Name | Description |
---|---|
Exactly Matches (=) | Trait value is equal to the rule value |
Does not match (!=) | Trait value is not equal to the rule value |
% Split | Identity is in the percentage bucket. Learn more |
> | Trait value is greater than the rule value |
>= | Trait value is greater than or equal to the rule value |
< | Trait value is less than the rule value |
<= | Trait value is less than or equal to the rule value |
In | Trait value is equal to any element in a comma-separated list (case-sensitive). Learn more |
Contains | Rule value is a substring of the trait value |
Does not contain | Rule value is not a substring of the trait value |
Matches regex | Trait value matches the given regular expression |
Is set | Trait value is set for given identity and trait key |
Is not set | Trait value is not set for given identity and trait key |
SemVer | Trait value is compared against the rule value according to Semantic Versioning. Learn more |
Operator details
- In
- SemVer
- Percentage Split
- Modulo
The In
operator lets you match a trait value against a comma-separated list of values. For example, the segment rule
value might read 21,682,8345
. This would match against a trait value of 682
but not against a trait value of 683
or 834
.
The In
operator can be useful to build segments that represent a specific set of tenants in your application. For
example, you could create a segment with the following rule: tenant_id In tenant_1,tenant_2,tenant_3
SemVer operators compare semantic version values. Consider the following segment rule:
version
SemVer >=
4.2.52
This segment would include all users that have a version
trait set to 4.2.52
or greater. For example, any of the
following version
values would match:
4.2.53
4.10.0
5.0.0
Versions are compared as defined by the Semantic Versioning specification.
Percentage Split is the only operator that does not require a trait. You can use it to drive A/B tests and staged feature rollouts.
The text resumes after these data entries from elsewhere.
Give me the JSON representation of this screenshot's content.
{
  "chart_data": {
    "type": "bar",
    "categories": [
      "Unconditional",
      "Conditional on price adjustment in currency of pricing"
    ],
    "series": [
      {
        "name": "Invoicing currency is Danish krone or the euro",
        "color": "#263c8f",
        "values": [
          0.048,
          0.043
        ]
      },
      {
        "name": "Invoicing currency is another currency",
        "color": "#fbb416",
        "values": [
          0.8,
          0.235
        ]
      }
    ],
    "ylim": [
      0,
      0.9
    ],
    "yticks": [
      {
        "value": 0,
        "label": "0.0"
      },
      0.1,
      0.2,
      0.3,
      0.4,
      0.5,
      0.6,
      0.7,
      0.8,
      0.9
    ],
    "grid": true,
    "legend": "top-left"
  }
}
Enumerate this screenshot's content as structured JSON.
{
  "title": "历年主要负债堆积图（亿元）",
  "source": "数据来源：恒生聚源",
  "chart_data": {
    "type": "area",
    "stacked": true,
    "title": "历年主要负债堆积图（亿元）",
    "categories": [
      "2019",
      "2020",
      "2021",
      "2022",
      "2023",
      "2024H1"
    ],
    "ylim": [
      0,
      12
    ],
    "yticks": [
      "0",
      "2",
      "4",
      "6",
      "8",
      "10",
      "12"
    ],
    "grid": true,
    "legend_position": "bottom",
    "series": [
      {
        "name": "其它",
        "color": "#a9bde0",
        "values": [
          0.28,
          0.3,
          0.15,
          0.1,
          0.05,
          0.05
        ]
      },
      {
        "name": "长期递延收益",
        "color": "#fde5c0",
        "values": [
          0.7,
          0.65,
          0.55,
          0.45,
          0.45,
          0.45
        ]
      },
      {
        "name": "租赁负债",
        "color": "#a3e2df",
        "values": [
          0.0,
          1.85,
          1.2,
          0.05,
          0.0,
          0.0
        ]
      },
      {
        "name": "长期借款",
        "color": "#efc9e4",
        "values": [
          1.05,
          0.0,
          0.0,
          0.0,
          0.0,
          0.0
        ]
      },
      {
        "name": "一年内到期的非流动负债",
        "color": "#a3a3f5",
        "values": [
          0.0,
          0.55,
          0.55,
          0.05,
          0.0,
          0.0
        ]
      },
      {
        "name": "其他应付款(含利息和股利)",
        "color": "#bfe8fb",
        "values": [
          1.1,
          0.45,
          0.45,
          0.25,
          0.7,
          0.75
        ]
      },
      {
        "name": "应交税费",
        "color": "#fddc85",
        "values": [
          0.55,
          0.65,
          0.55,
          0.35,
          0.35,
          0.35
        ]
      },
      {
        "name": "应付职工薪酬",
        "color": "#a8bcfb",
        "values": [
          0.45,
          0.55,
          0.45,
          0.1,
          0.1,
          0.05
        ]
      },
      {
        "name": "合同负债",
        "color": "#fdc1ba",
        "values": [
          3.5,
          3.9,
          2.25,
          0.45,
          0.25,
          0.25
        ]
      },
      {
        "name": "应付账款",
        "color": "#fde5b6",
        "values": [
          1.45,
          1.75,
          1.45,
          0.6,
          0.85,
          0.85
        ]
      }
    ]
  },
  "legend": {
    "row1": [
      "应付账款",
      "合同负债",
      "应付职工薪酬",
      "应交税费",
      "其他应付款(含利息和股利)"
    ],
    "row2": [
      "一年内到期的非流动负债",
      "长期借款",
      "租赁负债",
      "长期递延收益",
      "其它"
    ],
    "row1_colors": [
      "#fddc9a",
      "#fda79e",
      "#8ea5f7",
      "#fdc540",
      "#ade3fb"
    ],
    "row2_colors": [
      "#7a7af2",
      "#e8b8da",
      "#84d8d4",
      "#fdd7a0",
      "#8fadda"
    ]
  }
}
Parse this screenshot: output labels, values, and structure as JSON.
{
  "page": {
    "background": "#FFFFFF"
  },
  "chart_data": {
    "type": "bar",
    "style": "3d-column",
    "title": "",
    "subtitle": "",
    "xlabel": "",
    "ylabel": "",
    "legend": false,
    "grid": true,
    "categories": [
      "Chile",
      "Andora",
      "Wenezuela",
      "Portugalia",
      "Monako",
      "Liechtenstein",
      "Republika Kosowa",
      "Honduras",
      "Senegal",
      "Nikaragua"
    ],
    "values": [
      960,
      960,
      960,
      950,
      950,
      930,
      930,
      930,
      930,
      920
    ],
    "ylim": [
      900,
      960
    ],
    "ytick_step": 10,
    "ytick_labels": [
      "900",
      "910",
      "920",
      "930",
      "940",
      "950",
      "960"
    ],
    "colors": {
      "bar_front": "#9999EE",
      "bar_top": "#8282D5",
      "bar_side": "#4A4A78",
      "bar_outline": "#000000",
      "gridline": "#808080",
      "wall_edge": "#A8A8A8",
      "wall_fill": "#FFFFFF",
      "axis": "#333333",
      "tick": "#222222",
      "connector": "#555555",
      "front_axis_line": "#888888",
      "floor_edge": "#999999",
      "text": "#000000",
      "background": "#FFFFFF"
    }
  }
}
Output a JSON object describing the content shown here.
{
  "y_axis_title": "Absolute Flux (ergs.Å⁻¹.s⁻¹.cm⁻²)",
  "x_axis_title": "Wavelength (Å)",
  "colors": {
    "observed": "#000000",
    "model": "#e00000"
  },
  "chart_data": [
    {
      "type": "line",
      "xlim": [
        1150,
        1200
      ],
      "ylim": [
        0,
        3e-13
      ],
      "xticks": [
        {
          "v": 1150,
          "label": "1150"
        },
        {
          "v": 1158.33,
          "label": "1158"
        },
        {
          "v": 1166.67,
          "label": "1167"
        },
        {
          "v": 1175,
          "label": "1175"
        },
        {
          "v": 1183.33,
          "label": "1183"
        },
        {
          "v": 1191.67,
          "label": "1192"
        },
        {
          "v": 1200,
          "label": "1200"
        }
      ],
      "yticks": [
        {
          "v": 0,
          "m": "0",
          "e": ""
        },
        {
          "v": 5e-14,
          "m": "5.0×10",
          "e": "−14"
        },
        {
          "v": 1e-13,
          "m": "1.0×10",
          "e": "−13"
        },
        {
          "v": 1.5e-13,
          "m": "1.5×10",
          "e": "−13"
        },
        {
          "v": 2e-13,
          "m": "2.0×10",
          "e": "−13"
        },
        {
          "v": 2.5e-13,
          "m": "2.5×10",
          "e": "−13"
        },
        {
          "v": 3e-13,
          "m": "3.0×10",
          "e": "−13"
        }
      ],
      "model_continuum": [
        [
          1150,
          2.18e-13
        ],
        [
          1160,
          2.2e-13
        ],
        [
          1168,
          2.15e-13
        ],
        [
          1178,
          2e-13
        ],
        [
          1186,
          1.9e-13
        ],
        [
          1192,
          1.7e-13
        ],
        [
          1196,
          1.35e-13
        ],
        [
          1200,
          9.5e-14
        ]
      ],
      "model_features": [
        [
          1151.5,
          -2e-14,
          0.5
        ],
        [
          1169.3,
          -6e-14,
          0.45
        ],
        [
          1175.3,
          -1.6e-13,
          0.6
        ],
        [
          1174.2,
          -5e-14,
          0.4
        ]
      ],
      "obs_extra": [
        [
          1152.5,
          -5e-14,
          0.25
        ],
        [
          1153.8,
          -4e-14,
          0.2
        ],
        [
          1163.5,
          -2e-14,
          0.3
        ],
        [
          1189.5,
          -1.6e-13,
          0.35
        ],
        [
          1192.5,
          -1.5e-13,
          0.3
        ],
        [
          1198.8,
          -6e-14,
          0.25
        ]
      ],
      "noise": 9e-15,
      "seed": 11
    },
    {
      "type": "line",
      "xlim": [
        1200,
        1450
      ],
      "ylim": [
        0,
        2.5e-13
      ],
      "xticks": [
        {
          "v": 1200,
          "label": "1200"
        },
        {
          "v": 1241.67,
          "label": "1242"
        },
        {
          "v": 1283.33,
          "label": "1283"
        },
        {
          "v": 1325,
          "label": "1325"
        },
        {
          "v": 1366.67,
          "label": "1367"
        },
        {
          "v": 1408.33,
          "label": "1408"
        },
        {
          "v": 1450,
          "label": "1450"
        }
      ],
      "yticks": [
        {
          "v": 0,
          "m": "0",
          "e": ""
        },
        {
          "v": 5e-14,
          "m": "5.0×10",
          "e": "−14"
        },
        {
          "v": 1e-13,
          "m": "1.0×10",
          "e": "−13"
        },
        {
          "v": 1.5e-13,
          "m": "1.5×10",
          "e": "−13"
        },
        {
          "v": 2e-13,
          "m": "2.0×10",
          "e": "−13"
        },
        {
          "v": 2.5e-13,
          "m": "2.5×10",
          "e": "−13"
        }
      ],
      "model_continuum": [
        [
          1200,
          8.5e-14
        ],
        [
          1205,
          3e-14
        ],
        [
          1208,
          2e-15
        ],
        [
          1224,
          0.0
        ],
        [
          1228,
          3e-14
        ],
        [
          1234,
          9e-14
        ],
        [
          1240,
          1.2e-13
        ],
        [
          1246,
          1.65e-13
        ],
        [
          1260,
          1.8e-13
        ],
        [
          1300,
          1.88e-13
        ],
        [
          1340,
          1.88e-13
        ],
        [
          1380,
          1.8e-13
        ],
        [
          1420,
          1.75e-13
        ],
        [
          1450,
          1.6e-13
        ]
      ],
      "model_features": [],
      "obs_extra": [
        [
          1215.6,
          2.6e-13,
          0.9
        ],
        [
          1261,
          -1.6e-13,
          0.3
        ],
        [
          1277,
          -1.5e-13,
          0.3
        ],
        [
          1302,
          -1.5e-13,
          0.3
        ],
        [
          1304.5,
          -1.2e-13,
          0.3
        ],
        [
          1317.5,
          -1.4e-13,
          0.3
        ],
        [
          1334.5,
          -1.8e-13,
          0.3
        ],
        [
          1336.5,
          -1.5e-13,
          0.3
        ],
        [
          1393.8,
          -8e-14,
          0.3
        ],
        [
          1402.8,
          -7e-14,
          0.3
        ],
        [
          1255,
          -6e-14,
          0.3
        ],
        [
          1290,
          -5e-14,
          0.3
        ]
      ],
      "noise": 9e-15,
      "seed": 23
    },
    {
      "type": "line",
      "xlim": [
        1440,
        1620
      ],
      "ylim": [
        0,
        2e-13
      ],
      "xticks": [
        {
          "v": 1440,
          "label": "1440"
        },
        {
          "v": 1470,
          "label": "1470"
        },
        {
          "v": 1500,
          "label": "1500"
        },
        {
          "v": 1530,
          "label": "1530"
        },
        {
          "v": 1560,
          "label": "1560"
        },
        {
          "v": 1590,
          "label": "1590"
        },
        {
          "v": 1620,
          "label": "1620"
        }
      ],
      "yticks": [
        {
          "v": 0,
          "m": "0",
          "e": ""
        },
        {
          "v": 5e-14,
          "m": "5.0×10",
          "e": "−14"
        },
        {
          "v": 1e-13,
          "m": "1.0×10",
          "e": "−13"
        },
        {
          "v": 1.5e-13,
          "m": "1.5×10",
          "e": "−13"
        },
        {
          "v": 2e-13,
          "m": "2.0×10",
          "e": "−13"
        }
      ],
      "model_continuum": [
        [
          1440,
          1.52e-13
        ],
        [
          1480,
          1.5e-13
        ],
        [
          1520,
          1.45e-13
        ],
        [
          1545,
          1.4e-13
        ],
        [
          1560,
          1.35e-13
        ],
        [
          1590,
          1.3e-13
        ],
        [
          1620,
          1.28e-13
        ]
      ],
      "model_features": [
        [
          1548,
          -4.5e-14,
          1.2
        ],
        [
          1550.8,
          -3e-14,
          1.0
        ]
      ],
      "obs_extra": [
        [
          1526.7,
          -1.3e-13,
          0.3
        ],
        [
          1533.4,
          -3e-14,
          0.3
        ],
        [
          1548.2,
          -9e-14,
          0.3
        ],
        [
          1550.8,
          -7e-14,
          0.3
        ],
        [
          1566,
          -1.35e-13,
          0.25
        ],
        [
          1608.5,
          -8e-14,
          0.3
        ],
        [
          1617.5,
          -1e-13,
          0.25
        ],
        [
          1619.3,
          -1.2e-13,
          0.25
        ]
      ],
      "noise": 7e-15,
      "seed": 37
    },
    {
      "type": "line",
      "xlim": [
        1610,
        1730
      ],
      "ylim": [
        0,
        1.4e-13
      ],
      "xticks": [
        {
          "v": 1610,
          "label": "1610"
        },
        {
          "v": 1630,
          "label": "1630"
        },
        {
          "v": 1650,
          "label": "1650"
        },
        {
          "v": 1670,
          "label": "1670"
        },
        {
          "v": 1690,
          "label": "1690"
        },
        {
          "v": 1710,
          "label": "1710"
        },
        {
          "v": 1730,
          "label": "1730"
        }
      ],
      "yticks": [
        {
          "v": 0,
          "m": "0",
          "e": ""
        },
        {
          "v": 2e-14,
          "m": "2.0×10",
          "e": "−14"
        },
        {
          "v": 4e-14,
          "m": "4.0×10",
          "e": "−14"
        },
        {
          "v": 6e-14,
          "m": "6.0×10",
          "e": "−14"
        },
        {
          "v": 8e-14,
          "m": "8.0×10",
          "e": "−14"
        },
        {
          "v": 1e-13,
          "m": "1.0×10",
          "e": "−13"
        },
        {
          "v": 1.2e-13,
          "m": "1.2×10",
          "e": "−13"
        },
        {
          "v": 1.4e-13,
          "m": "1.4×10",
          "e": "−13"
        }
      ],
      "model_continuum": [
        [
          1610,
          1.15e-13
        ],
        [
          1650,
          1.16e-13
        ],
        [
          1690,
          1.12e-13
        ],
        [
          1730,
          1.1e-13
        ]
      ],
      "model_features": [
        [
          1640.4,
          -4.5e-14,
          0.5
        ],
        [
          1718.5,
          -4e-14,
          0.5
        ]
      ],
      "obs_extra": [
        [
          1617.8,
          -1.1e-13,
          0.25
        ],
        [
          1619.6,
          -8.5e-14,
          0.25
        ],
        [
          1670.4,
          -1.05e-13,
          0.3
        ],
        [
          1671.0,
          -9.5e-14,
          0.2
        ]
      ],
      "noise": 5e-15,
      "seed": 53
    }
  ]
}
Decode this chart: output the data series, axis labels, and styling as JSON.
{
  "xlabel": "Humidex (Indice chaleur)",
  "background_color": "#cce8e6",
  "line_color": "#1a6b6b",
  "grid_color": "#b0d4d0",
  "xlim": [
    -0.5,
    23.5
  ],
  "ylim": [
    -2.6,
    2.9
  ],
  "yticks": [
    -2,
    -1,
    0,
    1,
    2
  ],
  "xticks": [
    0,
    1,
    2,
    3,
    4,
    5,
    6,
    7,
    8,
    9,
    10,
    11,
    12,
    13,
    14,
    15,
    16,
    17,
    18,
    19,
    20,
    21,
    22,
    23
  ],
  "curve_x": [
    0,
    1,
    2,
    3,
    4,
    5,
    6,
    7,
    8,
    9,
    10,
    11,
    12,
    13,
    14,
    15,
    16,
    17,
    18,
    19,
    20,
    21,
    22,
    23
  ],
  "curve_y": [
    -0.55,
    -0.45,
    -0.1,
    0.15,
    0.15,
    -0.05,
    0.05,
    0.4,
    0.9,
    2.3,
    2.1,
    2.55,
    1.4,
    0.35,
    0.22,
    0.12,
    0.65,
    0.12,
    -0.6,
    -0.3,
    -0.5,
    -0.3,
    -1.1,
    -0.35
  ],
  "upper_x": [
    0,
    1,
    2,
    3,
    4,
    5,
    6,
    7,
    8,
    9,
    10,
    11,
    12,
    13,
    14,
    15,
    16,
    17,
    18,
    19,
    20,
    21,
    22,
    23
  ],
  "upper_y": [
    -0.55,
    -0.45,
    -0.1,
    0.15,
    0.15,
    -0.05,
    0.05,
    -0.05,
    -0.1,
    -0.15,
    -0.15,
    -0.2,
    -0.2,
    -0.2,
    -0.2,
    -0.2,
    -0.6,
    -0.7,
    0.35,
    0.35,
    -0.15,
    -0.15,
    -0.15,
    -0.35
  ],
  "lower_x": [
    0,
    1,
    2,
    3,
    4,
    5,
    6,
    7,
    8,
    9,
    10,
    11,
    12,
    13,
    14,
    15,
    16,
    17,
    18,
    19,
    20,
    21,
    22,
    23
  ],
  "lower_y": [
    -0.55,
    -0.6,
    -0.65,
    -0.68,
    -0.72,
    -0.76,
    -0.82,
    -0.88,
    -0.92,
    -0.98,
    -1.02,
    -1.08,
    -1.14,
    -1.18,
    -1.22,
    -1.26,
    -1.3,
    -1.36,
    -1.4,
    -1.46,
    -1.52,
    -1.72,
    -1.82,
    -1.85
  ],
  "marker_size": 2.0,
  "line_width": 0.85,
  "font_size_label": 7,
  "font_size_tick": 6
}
Percentage Split deterministically assigns a "bucket" to each identity solely based on its ID and not any traits, meaning that segment overrides that use Percentage Split will always result in the same feature value for a given identity.
This operator performs a modulo operation, which returns the remainder
of dividing a numeric trait value by a given divisor. The operator accepts rule value in the format divisor|remainder
.
For example:
user_id
%
2|0
This segment will include all identities having an user_id
trait that is divisible by 2, i.e. even numbers. This is
equivalent to the following expression in many programming languages:
user_id % 2 == 0
Minimum SDK versions for local evaluation mode
When running in local evaluation mode, SDK clients evaluate segment rules locally, which means they must be updated to support the latest operators.
If an SDK client tries to evaluate a segment rule that has an unrecognised operator, that rule will silently evaluate to
false
. The table below lists the minimum required SDK version required by each operator:
Modulo | In | |
---|---|---|
Python | 2.3.0 | 3.3.0 |
Java | 5.1.0 | 7.1.0 |
.NET | 4.2.0 | 5.0.0 |
Node.js | 2.4.0 | 2.5.0 |
Ruby | 3.1.0 | 3.2.0 |
PHP | 3.1.0 | 4.1.0 |
Go | 2.2.0 | 3.1.0 |
Rust | 0.2.0 | 1.3.0 |
Elixir | 1.1.0 | 2.0.0 |
Limits
These are the default limits for segments and rules:
- 100 segments per project
- 100 segment overrides per environment
- 100 rules per segment override
- 1000 bytes per segment rule value
See the documentation on System Limits for more details.